大きな地震の際には、エレベーターは自動停止し、しばらく動きません。また意図しないタイミングで停電が発生し、閉じ込められることも考えられます。
マンション内に階段が複数ある場合は、どの階段を使うべきなのかを事前に確認しておきましょう。
基本は在宅避難がおすすめ
2011年の東日本大震災以降、可能であれば在宅避難を呼びかける自治体が増えています。

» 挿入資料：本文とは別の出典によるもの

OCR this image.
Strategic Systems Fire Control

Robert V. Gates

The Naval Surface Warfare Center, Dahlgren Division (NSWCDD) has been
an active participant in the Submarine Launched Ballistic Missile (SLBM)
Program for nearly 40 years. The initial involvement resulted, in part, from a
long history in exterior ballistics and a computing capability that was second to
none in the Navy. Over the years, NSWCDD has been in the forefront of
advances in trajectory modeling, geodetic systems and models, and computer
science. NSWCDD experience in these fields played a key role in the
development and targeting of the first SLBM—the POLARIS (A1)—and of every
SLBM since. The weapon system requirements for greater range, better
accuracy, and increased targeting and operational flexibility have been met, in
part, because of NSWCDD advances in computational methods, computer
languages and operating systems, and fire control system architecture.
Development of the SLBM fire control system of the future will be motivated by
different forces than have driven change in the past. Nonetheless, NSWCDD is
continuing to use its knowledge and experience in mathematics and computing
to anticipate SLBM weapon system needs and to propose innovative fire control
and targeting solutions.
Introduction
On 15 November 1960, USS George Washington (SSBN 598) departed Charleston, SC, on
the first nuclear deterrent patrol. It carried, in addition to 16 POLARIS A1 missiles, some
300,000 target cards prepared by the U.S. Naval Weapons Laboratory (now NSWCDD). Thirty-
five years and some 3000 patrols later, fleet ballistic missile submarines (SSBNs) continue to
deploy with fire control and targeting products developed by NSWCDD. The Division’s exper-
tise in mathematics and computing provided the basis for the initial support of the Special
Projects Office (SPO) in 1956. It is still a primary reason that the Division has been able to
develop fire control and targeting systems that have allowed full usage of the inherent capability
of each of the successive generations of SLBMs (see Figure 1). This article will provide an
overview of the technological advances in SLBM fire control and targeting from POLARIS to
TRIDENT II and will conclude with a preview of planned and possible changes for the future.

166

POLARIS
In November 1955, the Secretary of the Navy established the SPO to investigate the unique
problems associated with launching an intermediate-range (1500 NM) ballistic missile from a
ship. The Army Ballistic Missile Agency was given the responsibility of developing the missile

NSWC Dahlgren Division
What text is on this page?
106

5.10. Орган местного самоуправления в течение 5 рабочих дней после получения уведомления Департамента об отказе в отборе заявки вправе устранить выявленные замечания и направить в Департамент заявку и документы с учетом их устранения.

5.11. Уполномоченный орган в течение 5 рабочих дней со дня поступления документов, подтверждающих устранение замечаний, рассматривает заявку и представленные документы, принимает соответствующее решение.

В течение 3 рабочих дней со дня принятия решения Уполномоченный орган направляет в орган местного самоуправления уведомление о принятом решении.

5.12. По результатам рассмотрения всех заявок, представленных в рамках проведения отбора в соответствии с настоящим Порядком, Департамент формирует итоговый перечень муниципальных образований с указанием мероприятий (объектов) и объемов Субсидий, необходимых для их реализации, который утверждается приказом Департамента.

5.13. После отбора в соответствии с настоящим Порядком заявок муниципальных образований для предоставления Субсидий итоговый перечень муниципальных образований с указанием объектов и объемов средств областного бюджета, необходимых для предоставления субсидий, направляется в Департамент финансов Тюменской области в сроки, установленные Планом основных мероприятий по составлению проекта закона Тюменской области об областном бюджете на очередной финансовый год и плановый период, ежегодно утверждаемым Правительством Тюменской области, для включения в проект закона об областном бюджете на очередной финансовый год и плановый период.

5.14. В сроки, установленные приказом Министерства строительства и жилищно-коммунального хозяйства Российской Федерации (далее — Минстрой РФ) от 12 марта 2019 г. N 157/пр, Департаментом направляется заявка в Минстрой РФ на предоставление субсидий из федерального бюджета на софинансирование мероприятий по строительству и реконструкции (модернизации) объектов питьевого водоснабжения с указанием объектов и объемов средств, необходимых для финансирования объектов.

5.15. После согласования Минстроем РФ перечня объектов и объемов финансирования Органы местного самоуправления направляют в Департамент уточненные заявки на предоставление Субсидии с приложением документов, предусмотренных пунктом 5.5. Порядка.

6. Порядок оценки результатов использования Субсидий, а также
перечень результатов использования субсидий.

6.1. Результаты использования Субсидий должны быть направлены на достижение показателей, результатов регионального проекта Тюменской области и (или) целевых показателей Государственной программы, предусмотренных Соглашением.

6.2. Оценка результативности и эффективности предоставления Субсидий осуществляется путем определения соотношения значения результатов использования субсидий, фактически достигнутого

そもそも避難所は、自宅を失った人や危険が及ぶエリアにいる人など、立ち退き避難が必要な人のためのものです。受け入れ可能な人数に制限もあることから、マンションでは基本的には在宅避難を考えましょう。新耐震基準のマンションなら震度6程度でも倒壊しない耐震性があるので、敢えて不慣れな環境下に避難しに行くよりもストレスなく避難生活ができるはずです。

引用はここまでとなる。